17. "Plan ahead. I sit down on a Saturday morning with my coffee and my cookbooks and plan dinners for the week. I look at my calendar so I can see what we have going on that week and how much time I'll have to make dinner. I eat the same thing for breakfast most days and eat dinner leftovers for lunch. If leftovers don't get eaten in a few days, I portion them out into individual containers and freeze them for another day. It keeps me from having to figure out dinner every night, and I rarely throw away food that goes bad before it gets eaten. And most importantly, I don't send my husband to the store by himself."

a hand holding a pen and writing in a journal

18. "Shop generic — especially when it comes to things like cleaning products and over the counter medicines. Ingredients are ingredients."


19. "I shop with a list, try to avoid going hungry, skip meat five to six days a week, and try to buy in season."


20. "Get a smaller shopping cart. Some stores have smaller ones that are easy to maneuver. I never noticed until a few years ago how deep shopping carts have gotten until I saw old stock photos of the more shallow ones."

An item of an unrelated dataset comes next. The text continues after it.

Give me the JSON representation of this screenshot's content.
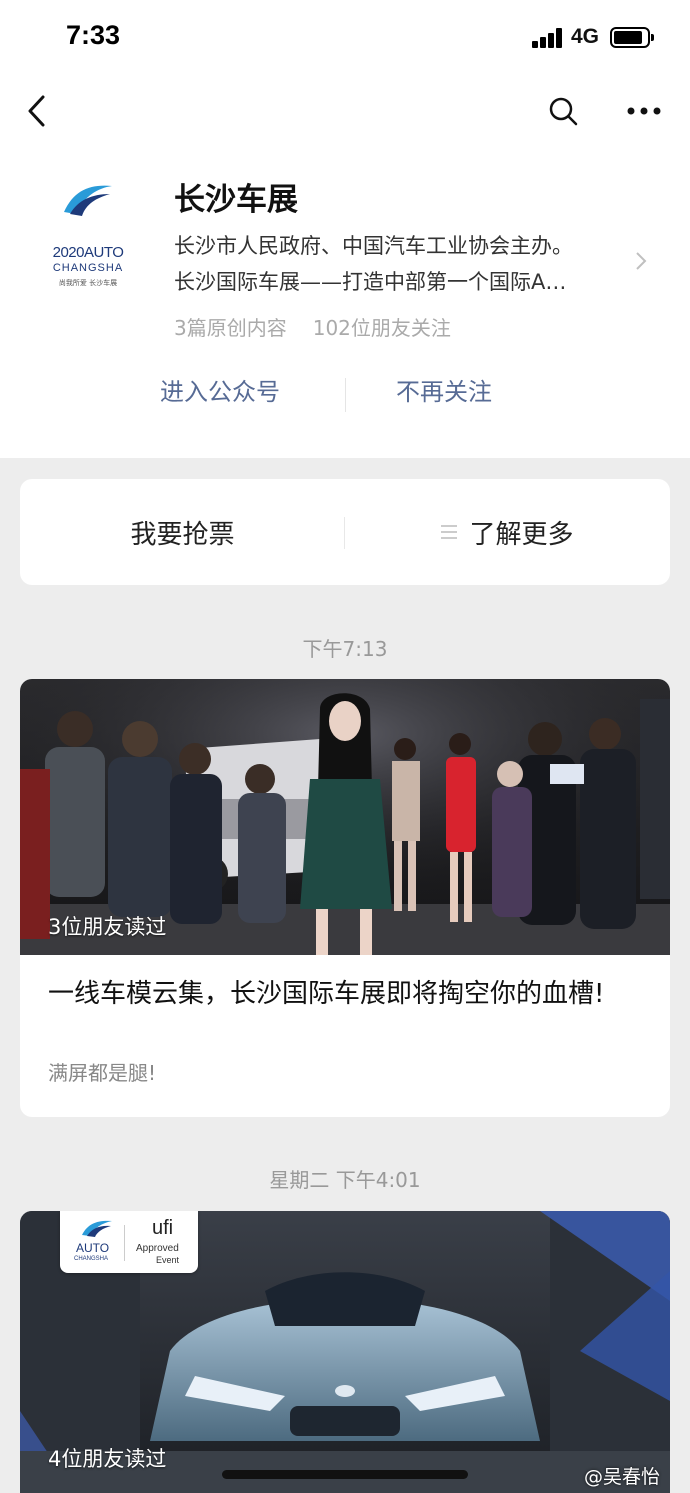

multiple shopping carts all together

21. "Learn how to do simple meat cuts like breaking down a whole chicken or cutting a pork loin into pork chops. It's very easy and gives you the ability to pay closer to a wholesale price for your meat and freeze it. Also, I recommend saving up for a chest freezer if you can and buying more when meat is on sale."


22. "I buy chicken on sale and at clearance price from Sam’s when it’s the day before its sell-by date. I take it home and immediately separate into portion-sized bags and put it in the freezer. Buying in bulk when I can with the foods I know we will eat in our home helps as well so I’m not always re-purchasing items."